The pathogens include Streptomyces madurae that presents white particle in histopathology, Streptomyces somaliensis that presents brownish yellow particle in histopathology, Streptomyces pelletieri that presents red particle in histopathology, Streptomyces paraguayensis that presents black particle in histopathology, and Streptomyces albus that presents black particle in histopathology.
Signs and Symptoms
The disease mainly occurs in the feet. The initial manifestations are papules, small nodules, or induration with vesicles, followed by abscesses and sinus tracts after rupture of abscesses. Pus and particles are discharged from the sinus tracts. The infection can continue to expand and new nodules occur, causing extensive swelling and deformation of the feet. There are no obvious systemic symptoms, and local pain is unapparent. Osteolytic lesions accompanied by periosteal reaction and hyperplasia can be seen in X-ray examination. In addition, sometimes arthritis may occur.
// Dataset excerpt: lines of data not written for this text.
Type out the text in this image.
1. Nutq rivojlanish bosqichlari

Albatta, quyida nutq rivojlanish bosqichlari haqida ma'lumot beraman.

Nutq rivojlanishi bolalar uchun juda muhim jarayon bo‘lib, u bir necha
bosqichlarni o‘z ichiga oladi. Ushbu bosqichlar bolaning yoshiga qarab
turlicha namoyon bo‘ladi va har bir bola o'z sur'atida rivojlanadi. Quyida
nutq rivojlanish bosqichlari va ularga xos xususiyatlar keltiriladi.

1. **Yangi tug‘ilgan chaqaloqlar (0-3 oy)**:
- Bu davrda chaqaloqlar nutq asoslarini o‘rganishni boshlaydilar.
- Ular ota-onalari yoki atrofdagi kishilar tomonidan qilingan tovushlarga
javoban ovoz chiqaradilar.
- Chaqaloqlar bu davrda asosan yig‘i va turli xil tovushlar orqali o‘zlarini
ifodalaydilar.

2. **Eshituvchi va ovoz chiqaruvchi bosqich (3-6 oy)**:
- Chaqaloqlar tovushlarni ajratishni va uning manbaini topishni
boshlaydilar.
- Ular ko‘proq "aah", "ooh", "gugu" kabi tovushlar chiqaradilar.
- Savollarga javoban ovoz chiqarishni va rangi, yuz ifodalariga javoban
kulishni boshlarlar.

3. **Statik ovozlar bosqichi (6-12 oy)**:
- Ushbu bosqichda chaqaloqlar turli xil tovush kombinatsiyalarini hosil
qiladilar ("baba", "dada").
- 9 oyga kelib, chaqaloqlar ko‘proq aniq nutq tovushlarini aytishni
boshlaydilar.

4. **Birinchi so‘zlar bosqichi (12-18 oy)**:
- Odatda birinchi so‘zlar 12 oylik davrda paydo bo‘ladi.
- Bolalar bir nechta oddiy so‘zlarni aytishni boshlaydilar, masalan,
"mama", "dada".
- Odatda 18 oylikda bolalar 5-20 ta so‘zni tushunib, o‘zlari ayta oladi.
The pathological changes are purulent granuloma with neutrophil infiltration. Particles can be seen in the abscesses. Different sized, different colored, different shaped particles can be seen in HE stain.
The diagnosis is mainly based on the clinical manifestations and microscopy or histopathology.
Incision and drainage or surgical resection can be used to treat early and local lesions. Sulfanilamide, penicillin, and tetracycline are also effective.